The organizations of CCCs in Europe (OECI) and the United States (AACI) have an opportunity to share expertise to address these issues. At the beginning of the third millennium, few cancer centers provided comprehensive services for survivors across all age groups. In some of these CCCs, the model of the survivorship clinic has now been explored, mainly aimed at addressing the long-lasting or late-onset effects of cancer therapy. Although several well-established programs for cancer survivors currently are available in CCCs, many are still evolving.
Is there room for the further improvement of CCCs in the cancer survivorship area? Without a doubt. Developing solutions for many of the remaining questions will require collaborative efforts, such as the promotion of large trials, clinicobiological studies, and longitudinal approaches. Clearly, these are expensive and time-consuming, and call for collaborative projects at the international level. In this regard, the European Research Framework Cooperation Work Programme for Health 2013 is specifically looking for collaborative, investigator-driven projects aimed at improving the quality of life of cancer survivors (cordis.europa.eu/fp7/health/). Similarly, the US National Institutes of Health recently announced funding opportunities for specific interventions among cancer survivors (grants.nih.gov/grants/guide/PAR-12-229). They represent compelling opportunities to plan and conduct multicenter trials with the potential to involve CCCs from both Europe and the United States. Another interesting aspect is represented by bioethics. Ethics committees supporting CCCs were previously concerned with end-of-life matters but, with the growth of survivorship initiatives, they are now expanding their purview to consider the totality of cancer care.

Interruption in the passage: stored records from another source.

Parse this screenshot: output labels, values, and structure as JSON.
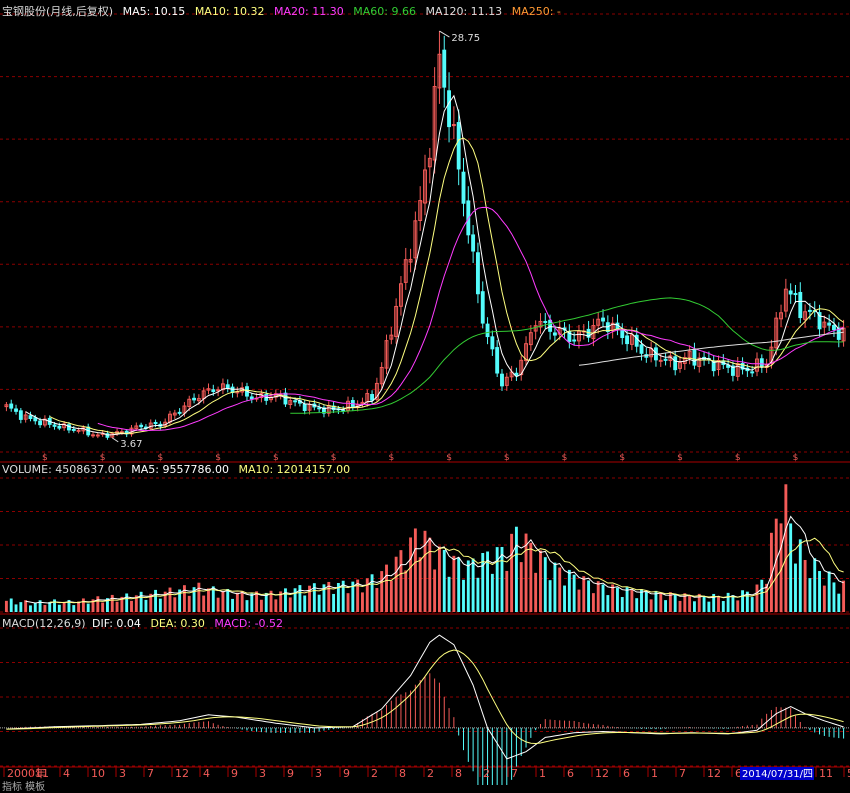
{
  "colors": {
    "background": "#000000",
    "up": "#f35b58",
    "down": "#54fcfc",
    "ma5": "#ffffff",
    "ma10": "#ffff80",
    "ma20": "#ff3cff",
    "ma60": "#33cc33",
    "ma120": "#dddddd",
    "ma250": "#ff9933",
    "grid": "#8b0000",
    "axis": "#aa0000",
    "date_highlight": "#0000cc"
  },
  "price_panel": {
    "title": "宝钢股份(月线,后复权)",
    "ma_labels": [
      {
        "key": "ma5",
        "text": "MA5: 10.15"
      },
      {
        "key": "ma10",
        "text": "MA10: 10.32"
      },
      {
        "key": "ma20",
        "text": "MA20: 11.30"
      },
      {
        "key": "ma60",
        "text": "MA60: 9.66"
      },
      {
        "key": "ma120",
        "text": "MA120: 11.13"
      },
      {
        "key": "ma250",
        "text": "MA250: -"
      }
    ],
    "high_label": "28.75",
    "low_label": "3.67",
    "dividend_marker": "$"
  },
  "volume_panel": {
    "labels": [
      {
        "key": "volume",
        "text": "VOLUME: 4508637.00"
      },
      {
        "key": "ma5",
        "text": "MA5: 9557786.00"
      },
      {
        "key": "ma10",
        "text": "MA10: 12014157.00"
      }
    ]
  },
  "macd_panel": {
    "labels": [
      {
        "key": "name",
        "text": "MACD(12,26,9)"
      },
      {
        "key": "dif",
        "text": "DIF: 0.04"
      },
      {
        "key": "dea",
        "text": "DEA: 0.30"
      },
      {
        "key": "macd",
        "text": "MACD: -0.52"
      }
    ]
  },
  "x_axis": {
    "labels": [
      "2000年",
      "11",
      "4",
      "10",
      "3",
      "7",
      "12",
      "4",
      "9",
      "3",
      "9",
      "3",
      "9",
      "2",
      "8",
      "2",
      "8",
      "2",
      "7",
      "1",
      "6",
      "12",
      "6",
      "1",
      "7",
      "12",
      "6",
      "12",
      "5",
      "11",
      "5"
    ],
    "highlight_date": "2014/07/31/四",
    "bottom_text": "指标  模板"
  },
  "chart_data": {
    "type": "candlestick",
    "title": "宝钢股份(月线,后复权)",
    "period": "monthly",
    "x": {
      "start": "2000-12",
      "end": "2015-05"
    },
    "ylim": [
      2.8,
      29.8
    ],
    "high_point": 28.75,
    "low_point": 3.67,
    "close_anchors": [
      [
        0,
        5.6
      ],
      [
        4,
        4.9
      ],
      [
        8,
        4.6
      ],
      [
        12,
        4.3
      ],
      [
        16,
        4.1
      ],
      [
        19,
        3.8
      ],
      [
        24,
        4.0
      ],
      [
        28,
        4.4
      ],
      [
        32,
        4.5
      ],
      [
        36,
        5.4
      ],
      [
        40,
        6.3
      ],
      [
        44,
        6.8
      ],
      [
        48,
        6.6
      ],
      [
        52,
        6.1
      ],
      [
        56,
        6.3
      ],
      [
        60,
        5.8
      ],
      [
        64,
        5.5
      ],
      [
        68,
        5.4
      ],
      [
        72,
        5.7
      ],
      [
        76,
        6.2
      ],
      [
        78,
        8.0
      ],
      [
        80,
        10.5
      ],
      [
        82,
        13.0
      ],
      [
        84,
        15.5
      ],
      [
        86,
        18.0
      ],
      [
        88,
        22.0
      ],
      [
        89,
        24.5
      ],
      [
        90,
        27.0
      ],
      [
        91,
        25.5
      ],
      [
        93,
        22.0
      ],
      [
        95,
        18.5
      ],
      [
        97,
        14.5
      ],
      [
        99,
        11.0
      ],
      [
        101,
        8.8
      ],
      [
        103,
        7.0
      ],
      [
        106,
        7.8
      ],
      [
        108,
        9.2
      ],
      [
        110,
        11.0
      ],
      [
        112,
        10.5
      ],
      [
        115,
        10.2
      ],
      [
        118,
        9.8
      ],
      [
        121,
        10.3
      ],
      [
        124,
        10.9
      ],
      [
        127,
        10.2
      ],
      [
        130,
        9.6
      ],
      [
        133,
        8.8
      ],
      [
        136,
        8.6
      ],
      [
        139,
        8.2
      ],
      [
        142,
        8.7
      ],
      [
        145,
        8.4
      ],
      [
        148,
        8.2
      ],
      [
        151,
        7.9
      ],
      [
        154,
        7.9
      ],
      [
        158,
        8.3
      ],
      [
        160,
        10.5
      ],
      [
        162,
        13.0
      ],
      [
        163,
        12.5
      ],
      [
        165,
        11.6
      ],
      [
        168,
        11.2
      ],
      [
        171,
        10.4
      ],
      [
        173,
        10.2
      ],
      [
        174,
        10.15
      ]
    ],
    "up_color": "#f35b58",
    "down_color": "#54fcfc",
    "moving_averages": [
      {
        "name": "MA5",
        "value": 10.15
      },
      {
        "name": "MA10",
        "value": 10.32
      },
      {
        "name": "MA20",
        "value": 11.3
      },
      {
        "name": "MA60",
        "value": 9.66
      },
      {
        "name": "MA120",
        "value": 11.13
      },
      {
        "name": "MA250",
        "value": null
      }
    ],
    "volume": {
      "last": 4508637.0,
      "ma5": 9557786.0,
      "ma10": 12014157.0,
      "anchors": [
        [
          0,
          2.0
        ],
        [
          5,
          1.6
        ],
        [
          10,
          1.8
        ],
        [
          14,
          1.7
        ],
        [
          18,
          2.2
        ],
        [
          24,
          2.6
        ],
        [
          30,
          3.1
        ],
        [
          36,
          3.8
        ],
        [
          40,
          4.3
        ],
        [
          44,
          3.6
        ],
        [
          50,
          3.0
        ],
        [
          56,
          3.2
        ],
        [
          62,
          4.2
        ],
        [
          68,
          4.6
        ],
        [
          74,
          5.0
        ],
        [
          78,
          6.5
        ],
        [
          82,
          9.5
        ],
        [
          86,
          14.0
        ],
        [
          88,
          11.5
        ],
        [
          92,
          9.0
        ],
        [
          96,
          8.0
        ],
        [
          100,
          9.5
        ],
        [
          104,
          10.5
        ],
        [
          106,
          13.5
        ],
        [
          108,
          12.0
        ],
        [
          110,
          10.0
        ],
        [
          114,
          7.5
        ],
        [
          118,
          6.0
        ],
        [
          122,
          4.8
        ],
        [
          128,
          3.8
        ],
        [
          134,
          3.2
        ],
        [
          140,
          2.8
        ],
        [
          146,
          2.6
        ],
        [
          152,
          2.9
        ],
        [
          156,
          4.0
        ],
        [
          158,
          7.0
        ],
        [
          160,
          16.0
        ],
        [
          161,
          22.0
        ],
        [
          162,
          18.5
        ],
        [
          164,
          12.0
        ],
        [
          166,
          9.0
        ],
        [
          170,
          6.5
        ],
        [
          173,
          4.5
        ],
        [
          174,
          4.5
        ]
      ]
    },
    "macd": {
      "params": "12,26,9",
      "dif": 0.04,
      "dea": 0.3,
      "macd": -0.52,
      "dif_anchors": [
        [
          0,
          -0.05
        ],
        [
          10,
          0.05
        ],
        [
          20,
          0.1
        ],
        [
          28,
          0.15
        ],
        [
          36,
          0.3
        ],
        [
          42,
          0.55
        ],
        [
          48,
          0.45
        ],
        [
          56,
          0.2
        ],
        [
          64,
          0.0
        ],
        [
          72,
          0.05
        ],
        [
          78,
          0.8
        ],
        [
          84,
          2.2
        ],
        [
          88,
          3.6
        ],
        [
          90,
          3.9
        ],
        [
          93,
          3.5
        ],
        [
          97,
          1.8
        ],
        [
          100,
          0.0
        ],
        [
          104,
          -1.3
        ],
        [
          108,
          -1.0
        ],
        [
          112,
          -0.4
        ],
        [
          118,
          -0.2
        ],
        [
          124,
          -0.15
        ],
        [
          130,
          -0.2
        ],
        [
          136,
          -0.25
        ],
        [
          142,
          -0.2
        ],
        [
          150,
          -0.25
        ],
        [
          156,
          -0.1
        ],
        [
          160,
          0.6
        ],
        [
          163,
          0.9
        ],
        [
          166,
          0.6
        ],
        [
          170,
          0.3
        ],
        [
          174,
          0.04
        ]
      ]
    },
    "x_tick_labels": [
      "2000年",
      "11",
      "4",
      "10",
      "3",
      "7",
      "12",
      "4",
      "9",
      "3",
      "9",
      "3",
      "9",
      "2",
      "8",
      "2",
      "8",
      "2",
      "7",
      "1",
      "6",
      "12",
      "6",
      "1",
      "7",
      "12",
      "6",
      "12",
      "5",
      "11",
      "5"
    ]
  }
}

The priorities in research and development in this field, especially for CCCs, are:
- Understanding the biological mechanisms that lead to impairments in specific survivor or cancer patient subgroups. The strong interaction between various partners in translational research is essential for this.
- The identification of survivor subgroups most in need, and the design of appropriate general, disease-related, and symptom-specific care programs. Large patient groups are needed for this.
- Developing easily accessible case-by-case care approaches that fit into survivorship care planning and can be adapted for diffusion throughout the health care system. The geographical leadership role in developing cancer care by CCCs positions them well for this role.
The unique and multidisciplinary perspective of a CCC regarding the “survivorship problem” focuses on its complexity, and identifies key issues for further research. However, it remains an important social problem and there is a need to incentivize survivorship care planning. The ongoing attempt in the United States to reintroduce the Comprehensive Cancer Care Improvement Act of 2012, which will provide Medicare reimbursement for complete survivorship care plans, is an example of how this goal is being pursued.